新訳では、「奉仕の理念」となっていて、さまざまな意見もあるようですが、理念か理想か、IdeaかIdealかとなると、プラトンやカントの哲学的な(の)議論にまで及びそうで、私にとっては、遥か天上の論議となり、避けて通るに若く無しといつも無言の行に入ることにしています。
そもそも「奉仕」なる日本語が「Service」の訳語になっているところなど、ロータリーが理解され難い原因の一つのようです。(この広場でも廣畑富雄PGが触れられていますが、)昨日語的に奉仕は、仕え奉ること、今日語的にはボランティアなどの無償の行為。カタカナ英語でサービスとなると、本日謝恩出血大サービスとか、セルフサービスとか(昨日語では「など」)しか浮かんできません。
最近、新会員の研修に当るロータリーのリーダーに向けてのセミナーを受持つ機会がありましたが、「例会」「make up」「推薦者」「会費納入義務」などというロータリー語も、その持っている意味が、ときに誤った解訳がされたり、皮相的な説明しかされていないことを知り、規範のもつ歴史的必然性や理念を語らなければと感じています。
根本的には、ロータリーそのもの概念が、歴史的な発展を遂げていく土壌、即ち、宗教も教育も異なる「文化」の中で育ったものですから、お互いに真意を端的に、一語に含めて置換えることは難しいことだと理解できます。そこでいつも思うのは、日本の「ロータリー文化」高度に成熟した日本のロータリー文化の中での哲学、かくあるべしとでもいった哲学的解訳を、ロータリー語について堂々と日本語で語りたいということです。
それにしても、ロータリー語の定義の難しさは、考えれば考える程意味が深くなり、果ては人生哲学にまで及んで行ってしまうところにあるようで、しかしまた、ここがロータリーの魅力なのでしょう。
私が2002年ガバナーを拝命したとき、地区幹事の要求で初めて携帯電話を持ち、ケータイメールを始めたようなアナログ人間でした。その後、RI会員組織コーディネーターの役職を拝命。この役職は毎年シカゴで研修を受けなければなりません。RIから送られてきた事前案内の中に、ノートパソコン持参のことと書かれており、そのセッションまで組込まれているではありませんか!
青天の霹靂吃驚仰天、とはこのこと。早速ノートパソコンを買って、往きの飛行機の中でもキーボードをあちらこちら押しづめの次第となりました。

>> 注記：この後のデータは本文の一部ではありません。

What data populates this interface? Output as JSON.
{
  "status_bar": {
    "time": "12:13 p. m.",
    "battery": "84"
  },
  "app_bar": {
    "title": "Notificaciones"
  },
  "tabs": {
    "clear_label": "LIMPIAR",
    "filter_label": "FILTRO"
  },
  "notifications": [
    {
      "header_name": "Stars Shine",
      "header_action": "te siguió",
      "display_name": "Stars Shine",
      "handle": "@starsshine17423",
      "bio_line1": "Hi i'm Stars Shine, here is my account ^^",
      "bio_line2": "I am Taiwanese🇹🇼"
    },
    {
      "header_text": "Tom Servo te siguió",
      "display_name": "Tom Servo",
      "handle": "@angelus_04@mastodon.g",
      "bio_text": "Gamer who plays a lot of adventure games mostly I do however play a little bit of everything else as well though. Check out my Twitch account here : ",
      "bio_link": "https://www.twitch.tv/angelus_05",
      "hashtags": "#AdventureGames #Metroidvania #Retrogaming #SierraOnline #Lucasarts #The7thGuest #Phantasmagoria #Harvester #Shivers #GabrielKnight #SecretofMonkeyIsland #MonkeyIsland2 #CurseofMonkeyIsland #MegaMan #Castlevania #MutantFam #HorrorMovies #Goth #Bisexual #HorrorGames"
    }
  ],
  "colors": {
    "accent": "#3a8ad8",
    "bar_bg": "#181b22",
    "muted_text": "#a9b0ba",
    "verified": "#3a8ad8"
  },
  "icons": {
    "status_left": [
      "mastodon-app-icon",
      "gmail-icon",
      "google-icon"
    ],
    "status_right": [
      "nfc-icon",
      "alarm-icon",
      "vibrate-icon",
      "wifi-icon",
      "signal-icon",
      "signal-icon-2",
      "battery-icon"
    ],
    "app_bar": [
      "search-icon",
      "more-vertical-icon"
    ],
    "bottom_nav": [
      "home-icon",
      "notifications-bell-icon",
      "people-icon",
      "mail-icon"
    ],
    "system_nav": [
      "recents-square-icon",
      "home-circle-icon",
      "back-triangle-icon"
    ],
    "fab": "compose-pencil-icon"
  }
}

この70の手習いで、何が一番苦労したかと言えばコンピューター用語です。カタカナ英語なので、英語の綴りはあれやこれやと推量する他なく、辞書で調べるのもひと苦労です。結局原意も判らず、ノウハウを棒暗記することになります。ロータリー用語の「あり方」とよく似ていると、いつも思います。
もっともロータリー用語の方が数は少ないのですが、説明は難しく、最近セミナーの講演で「職業奉仕」という言葉を解説しなければならなくなり、パワーポイントを作ったら、スライド枚数が160枚=講演時間は1時間でも尚不足し、これでは新会員から「ロータリーは学問か」と言われそうです。